Overview of the pilot
Our data pilot will provide a mirror of experimental data from two magnetic confinement nuclear fusion devices (Tokamaks) at the Culham Centre for Fusion Energy (CCFE): the Joint European Torus (JET) and the Mega Amp Spherical Tokamak (MAST). The research community will be plasma physics and fusion researchers, engineers and technologists from the 29 members of the EUROfusion consortium and around 100 associated organisations, including those delivering the next generation nuclear fusion device (ITER) in southern France, namely ITER-IO (France) and Fusion 4 Energy (Spain).
The scientific & technical challenge
Data from the JET and MAST experiments has been collected over many years (JET has been operating since 1984). It is hosted at CCFE and made available via bespoke APIs and visualisation tools. We would like to make more use of standard data infrastructure including object-storage platforms and modern APIs. The challenges in making use of a third party platform include:
- Maintaining the native data versioning and validation status information
- Maintaining the link to local identifiers for data items
- Not losing information from the native hierarchical structure of the data
- Complying with UK government and EU policies on hosting and access restrictions
- Keeping mirrored data in sync as new versions of individual data items supersede old ones There is scope for EUROfusion members to make more use of each other’s data. We intend to make it simpler to access JET and MAST data remotely.
Data volumes are ever increasing – both the total per experiment and the size of individual signals such as high-resolution camera data. It’s necessary to plan ahead and evolve our data infrastructure to cope with this continued growth. We are also keen to develop and pilot data management approaches for the next generation nuclear fusion device, ITER, which is currently being constructed in southern France. ITER’s individual experimental runs will have a much longer duration than the current generation of tokamaks and will generate up to 0.4PB of data per day. There is lots of potential for researchers to make more use of HPC facilities and we aim to provide more convenient ways to make data available for this purpose. We estimate that several hundred users might initially make use of the EUDAT data mirror once it’s fully tested and publicised.
Why EUDAT?
The EUDAT platform appeals because the general approach and the services available align well with our own ideas about the future of our data management infrastructure. The Europe-wide nature of our research community is a good fit with EUDAT’s scope.

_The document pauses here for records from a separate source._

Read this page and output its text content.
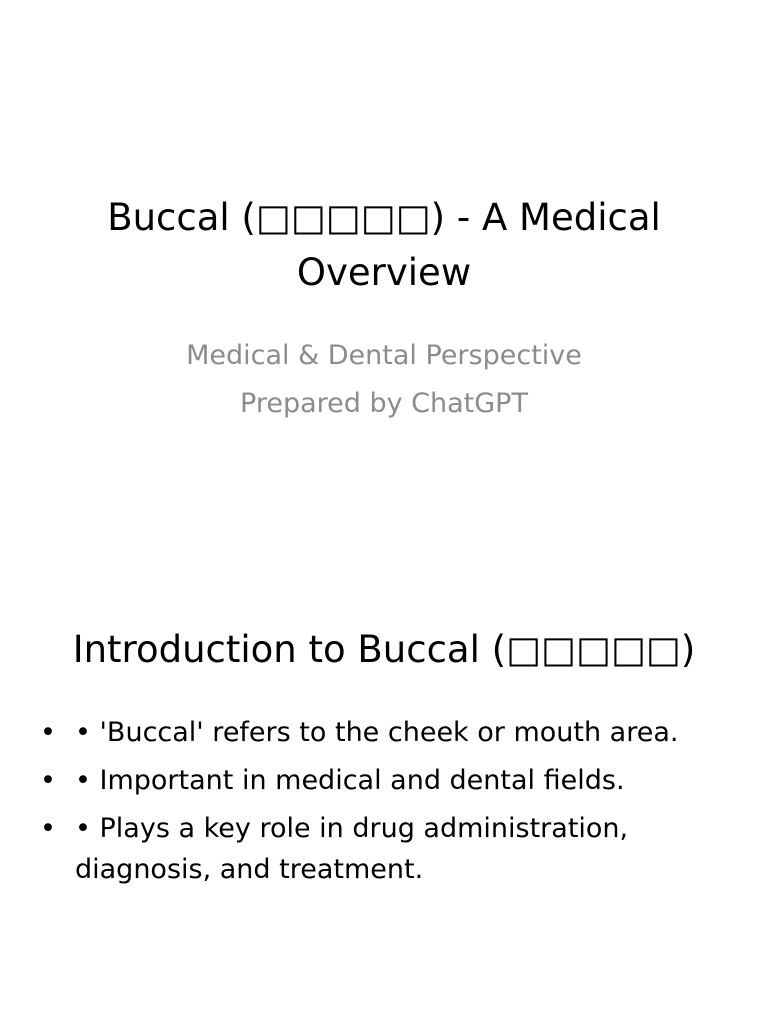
Buccal (□□□□□) - A Medical Overview
Medical & Dental Perspective
Prepared by ChatGPT
Introduction to Buccal (□□□□□)
• • 'Buccal' refers to the cheek or mouth area.
• • Important in medical and dental fields.
• • Plays a key role in drug administration, diagnosis, and treatment.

B2SHARE will be used to provide on-demand access to individual data items via APIs. We will collaborate with EUDAT developers to address some of the challenges around data structure, versioning and access controls. The EUDAT move towards cloud-like interfaces based on SWIFT matches our own current approach. We will help guide the development of a RESTful interface to meet community needs.
B2FIND will be used for data discovery. We aim to provide improved meta-data such as aliases or tags for commonly used signals to help users who aren’t familiar with the machine-specific signal names.
B2SAFE will be used for resilient data storage. This will improve the redundancy of our data management infrastructure and allow bundles of data to be downloaded for particular purposes.
B2STAGE will be used to test shipping data sets between EUDAT storage sites and HPC clusters at Harwell (UK) and CINECA (Italy). This will reduce the need to create and move data bundles manually which can be difficult to manage and break the provenance chain.
Expected outcomes
The EUDAT data pilot provides us with a chance to explore how our data systems can best be integrated with cloud-based data management infrastructure. Because it is separate from our existing systems, there will be more freedom to come up with the best solution without having to address total backward-compatibility from day one. The project will enable users from the EUROfusion community to access data from the JET and MAST experiments more conveniently without complicated remote access arrangements. We intend to extend the number of researchers using the data by making it more easily discoverable and providing access in more convenient ways. The ability to ship datasets to HPC clusters for processing should encourage more use of these facilities and improve the convenience and traceability of the workflow.
Expected domain legacy
This study will be a proof of concept for delivering nuclear fusion data on EUDAT services. If successful we would like to make it the primary route for remote access to our data and continue to improve the meta-data and access interfaces. Use of EUDAT could be a means of ensuring the continued availability of the data beyond the lifetime of the current experiments. In the longer term we could aim gradually to increase the scope of the data hosted to include more of the raw data from JET in addition to the more commonly used processed data. If the pilot is successful we hope it will grow into a shared repository for data from other nuclear fusion experiments across Europe. This could be a step towards more common tools and interfaces, shared between the various experiments. We are keen to develop and pilot data management approaches for ITER, the next generation nuclear fusion device, along with our colleagues in other organisations.